This week I came across a blog post about how to avoid satisificing, which reminded me of a post I wrote about satisficers and maximizers more than 3 years ago.
The newer post, by Matthew E. May, describes the dangers of satisficing--settling for a "good enough" solution when better solutions are possible--in the workplace. I agree with him; too many workplace decisions are marred by complacency or inertia, which can be negative aspects of satisficing. Maximizers are always seeking more information in order to reach a better decision.
In the workplace, then, I now support maximizing. But in "life"--the personal relationships and connections we cultivate on our own time--I am still a satisficer. From my blog post:
"Satisficing is a nice way of life, all things considered. (That sentence itself is the work of a satisficer!) It's a recognition that the costs of obtaining superior information are greater than the costs of making a mistake and trying something else. "

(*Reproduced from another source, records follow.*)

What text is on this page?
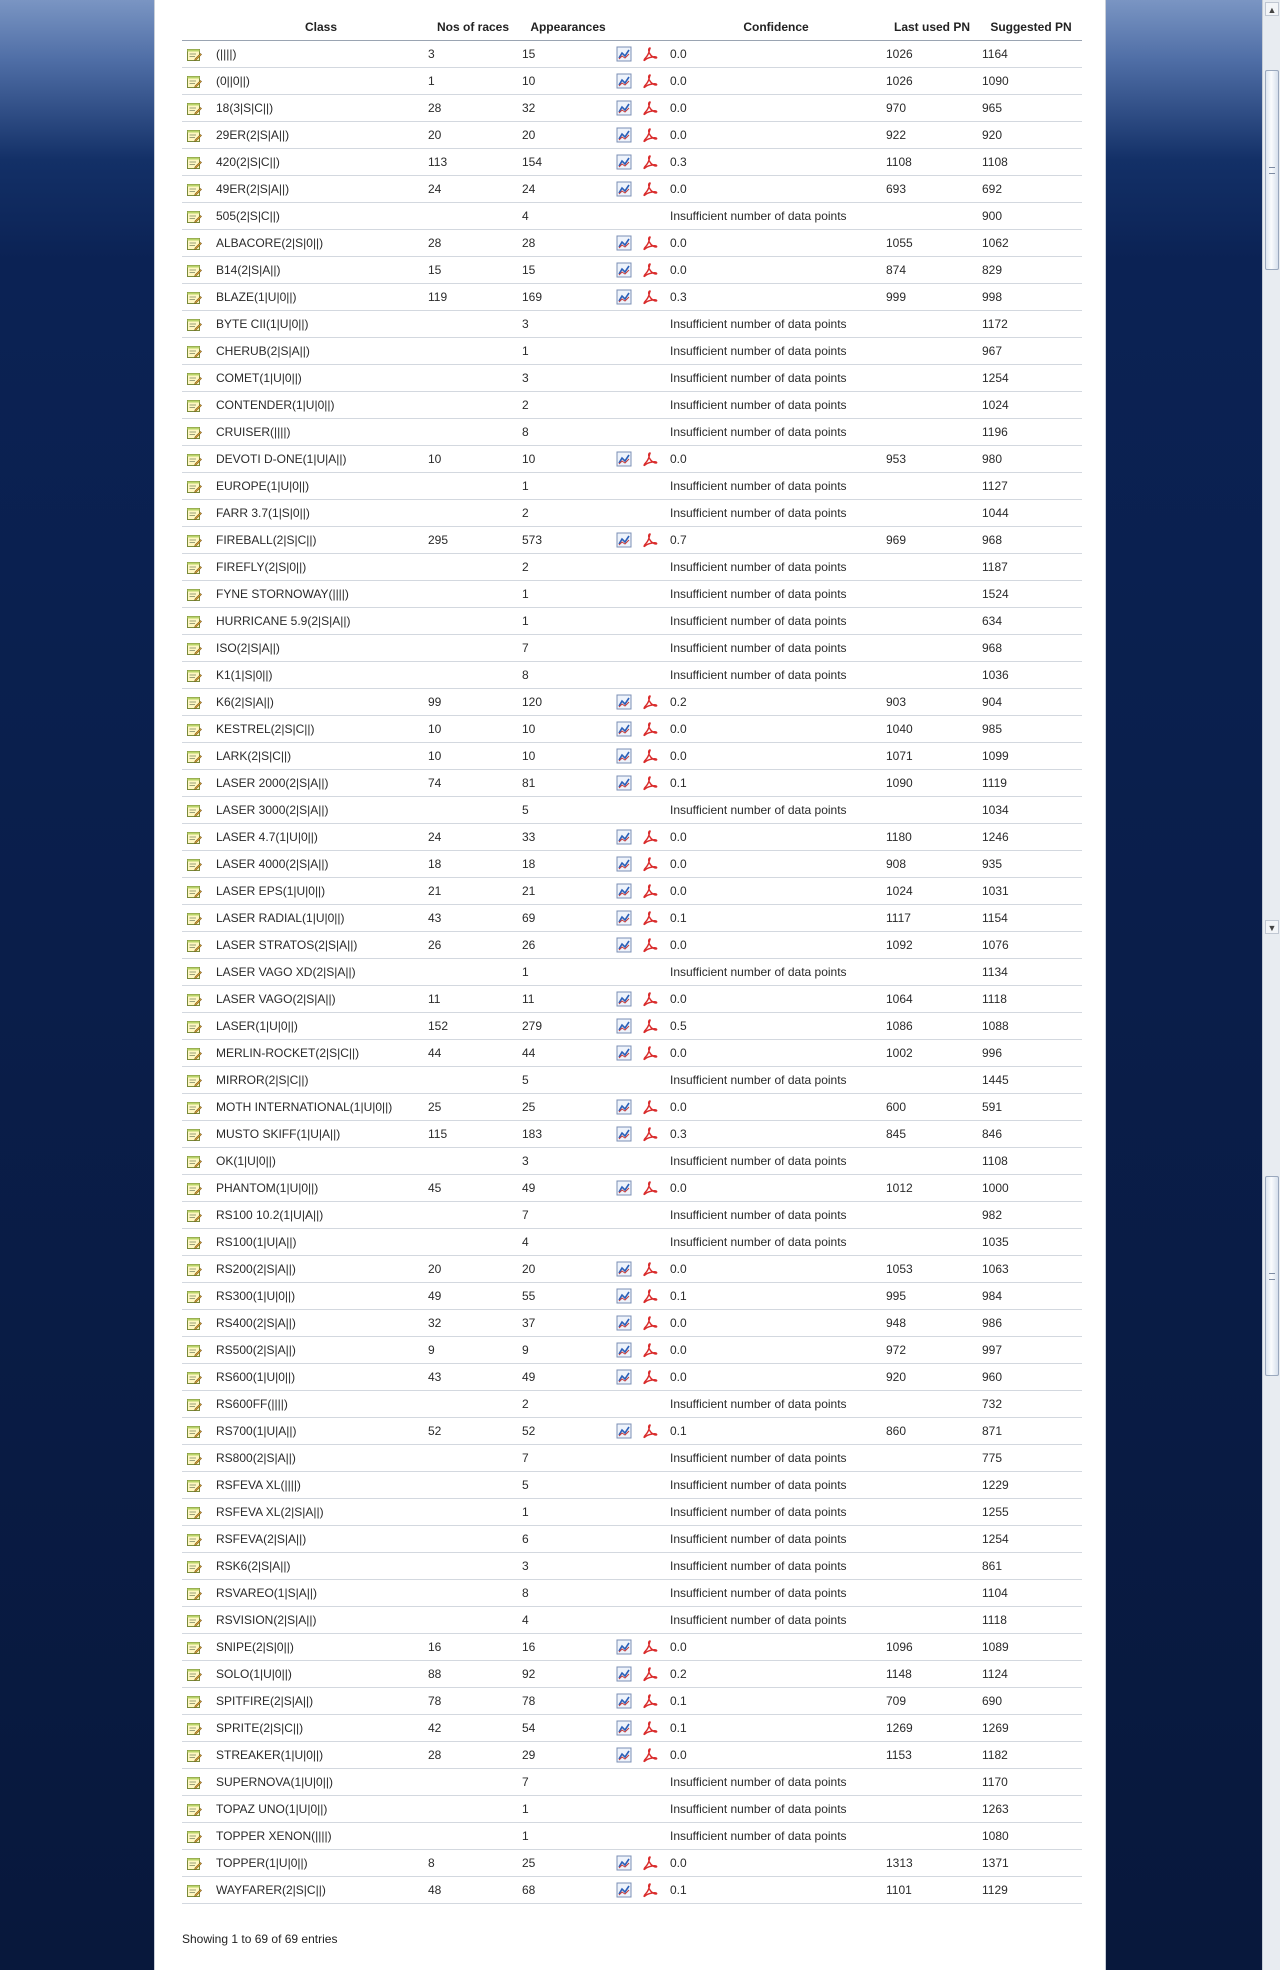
	Class	Nos of races	Appearances			Confidence	Last used PN	Suggested PN
	(||||)	3	15			0.0	1026	1164
	(0||0||)	1	10			0.0	1026	1090
	18(3|S|C||)	28	32			0.0	970	965
	29ER(2|S|A||)	20	20			0.0	922	920
	420(2|S|C||)	113	154			0.3	1108	1108
	49ER(2|S|A||)	24	24			0.0	693	692
	505(2|S|C||)		4			Insufficient number of data points		900
	ALBACORE(2|S|0||)	28	28			0.0	1055	1062
	B14(2|S|A||)	15	15			0.0	874	829
	BLAZE(1|U|0||)	119	169			0.3	999	998
	BYTE CII(1|U|0||)		3			Insufficient number of data points		1172
	CHERUB(2|S|A||)		1			Insufficient number of data points		967
	COMET(1|U|0||)		3			Insufficient number of data points		1254
	CONTENDER(1|U|0||)		2			Insufficient number of data points		1024
	CRUISER(||||)		8			Insufficient number of data points		1196
	DEVOTI D-ONE(1|U|A||)	10	10			0.0	953	980
	EUROPE(1|U|0||)		1			Insufficient number of data points		1127
	FARR 3.7(1|S|0||)		2			Insufficient number of data points		1044
	FIREBALL(2|S|C||)	295	573			0.7	969	968
	FIREFLY(2|S|0||)		2			Insufficient number of data points		1187
	FYNE STORNOWAY(||||)		1			Insufficient number of data points		1524
	HURRICANE 5.9(2|S|A||)		1			Insufficient number of data points		634
	ISO(2|S|A||)		7			Insufficient number of data points		968
	K1(1|S|0||)		8			Insufficient number of data points		1036
	K6(2|S|A||)	99	120			0.2	903	904
	KESTREL(2|S|C||)	10	10			0.0	1040	985
	LARK(2|S|C||)	10	10			0.0	1071	1099
	LASER 2000(2|S|A||)	74	81			0.1	1090	1119
	LASER 3000(2|S|A||)		5			Insufficient number of data points		1034
	LASER 4.7(1|U|0||)	24	33			0.0	1180	1246
	LASER 4000(2|S|A||)	18	18			0.0	908	935
	LASER EPS(1|U|0||)	21	21			0.0	1024	1031
	LASER RADIAL(1|U|0||)	43	69			0.1	1117	1154
	LASER STRATOS(2|S|A||)	26	26			0.0	1092	1076
	LASER VAGO XD(2|S|A||)		1			Insufficient number of data points		1134
	LASER VAGO(2|S|A||)	11	11			0.0	1064	1118
	LASER(1|U|0||)	152	279			0.5	1086	1088
	MERLIN-ROCKET(2|S|C||)	44	44			0.0	1002	996
	MIRROR(2|S|C||)		5			Insufficient number of data points		1445
	MOTH INTERNATIONAL(1|U|0||)	25	25			0.0	600	591
	MUSTO SKIFF(1|U|A||)	115	183			0.3	845	846
	OK(1|U|0||)		3			Insufficient number of data points		1108
	PHANTOM(1|U|0||)	45	49			0.0	1012	1000
	RS100 10.2(1|U|A||)		7			Insufficient number of data points		982
	RS100(1|U|A||)		4			Insufficient number of data points		1035
	RS200(2|S|A||)	20	20			0.0	1053	1063
	RS300(1|U|0||)	49	55			0.1	995	984
	RS400(2|S|A||)	32	37			0.0	948	986
	RS500(2|S|A||)	9	9			0.0	972	997
	RS600(1|U|0||)	43	49			0.0	920	960
	RS600FF(||||)		2			Insufficient number of data points		732
	RS700(1|U|A||)	52	52			0.1	860	871
	RS800(2|S|A||)		7			Insufficient number of data points		775
	RSFEVA XL(||||)		5			Insufficient number of data points		1229
	RSFEVA XL(2|S|A||)		1			Insufficient number of data points		1255
	RSFEVA(2|S|A||)		6			Insufficient number of data points		1254
	RSK6(2|S|A||)		3			Insufficient number of data points		861
	RSVAREO(1|S|A||)		8			Insufficient number of data points		1104
	RSVISION(2|S|A||)		4			Insufficient number of data points		1118
	SNIPE(2|S|0||)	16	16			0.0	1096	1089
	SOLO(1|U|0||)	88	92			0.2	1148	1124
	SPITFIRE(2|S|A||)	78	78			0.1	709	690
	SPRITE(2|S|C||)	42	54			0.1	1269	1269
	STREAKER(1|U|0||)	28	29			0.0	1153	1182
	SUPERNOVA(1|U|0||)		7			Insufficient number of data points		1170
	TOPAZ UNO(1|U|0||)		1			Insufficient number of data points		1263
	TOPPER XENON(||||)		1			Insufficient number of data points		1080
	TOPPER(1|U|0||)	8	25			0.0	1313	1371
	WAYFARER(2|S|C||)	48	68			0.1	1101	1129
Showing 1 to 69 of 69 entries
▲
▼
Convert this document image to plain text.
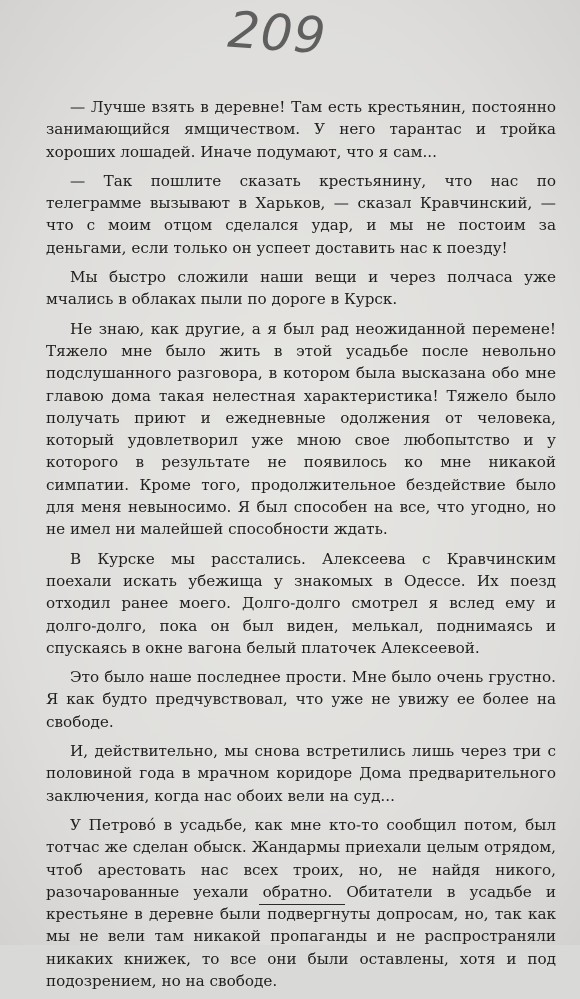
209

— Лучше взять в деревне! Там есть крестьянин, постоянно занимающийся ямщичеством. У него тарантас и тройка хороших лошадей. Иначе подумают, что я сам...

— Так пошлите сказать крестьянину, что нас по телеграмме вызывают в Харьков, — сказал Кравчинский, — что с моим отцом сделался удар, и мы не постоим за деньгами, если только он успеет доставить нас к поезду!

Мы быстро сложили наши вещи и через полчаса уже мчались в облаках пыли по дороге в Курск.

Не знаю, как другие, а я был рад неожиданной перемене! Тяжело мне было жить в этой усадьбе после невольно подслушанного разговора, в котором была высказана обо мне главою дома такая нелестная характеристика! Тяжело было получать приют и ежедневные одолжения от человека, который удовлетворил уже мною свое любопытство и у которого в результате не появилось ко мне никакой симпатии. Кроме того, продолжительное бездействие было для меня невыносимо. Я был способен на все, что угодно, но не имел ни малейшей способности ждать.

В Курске мы расстались. Алексеева с Кравчинским поехали искать убежища у знакомых в Одессе. Их поезд отходил ранее моего. Долго-долго смотрел я вслед ему и долго-долго, пока он был виден, мелькал, поднимаясь и спускаясь в окне вагона белый платочек Алексеевой.

Это было наше последнее прости. Мне было очень грустно. Я как будто предчувствовал, что уже не увижу ее более на свободе.

И, действительно, мы снова встретились лишь через три с половиной года в мрачном коридоре Дома предварительного заключения, когда нас обоих вели на суд...

У Петрово́ в усадьбе, как мне кто-то сообщил потом, был тотчас же сделан обыск. Жандармы приехали целым отрядом, чтоб арестовать нас всех троих, но, не найдя никого, разочарованные уехали обратно. Обитатели в усадьбе и крестьяне в деревне были подвергнуты допросам, но, так как мы не вели там никакой пропаганды и не распространяли никаких книжек, то все они были оставлены, хотя и под подозрением, но на свободе.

At the time I was thinking of a work setting, but with some poetic license this now works for the personal realm. "Personal satisficing" is giving the people you care about the benefit of the doubt, through recognizing and accepting that to some extent they'll never measure up to your expectations. This isn't easy, but we all should try.
Obviously you shouldn't satisfice so much that you "settle" for relationships that don't make you happy. But if you always try to maximize your relationships--given how fragile and foible-heavy we all are--you could wind up isolated. As long as we maximize it might be possible to make a perfect product, but try as we might we'll never have perfect people.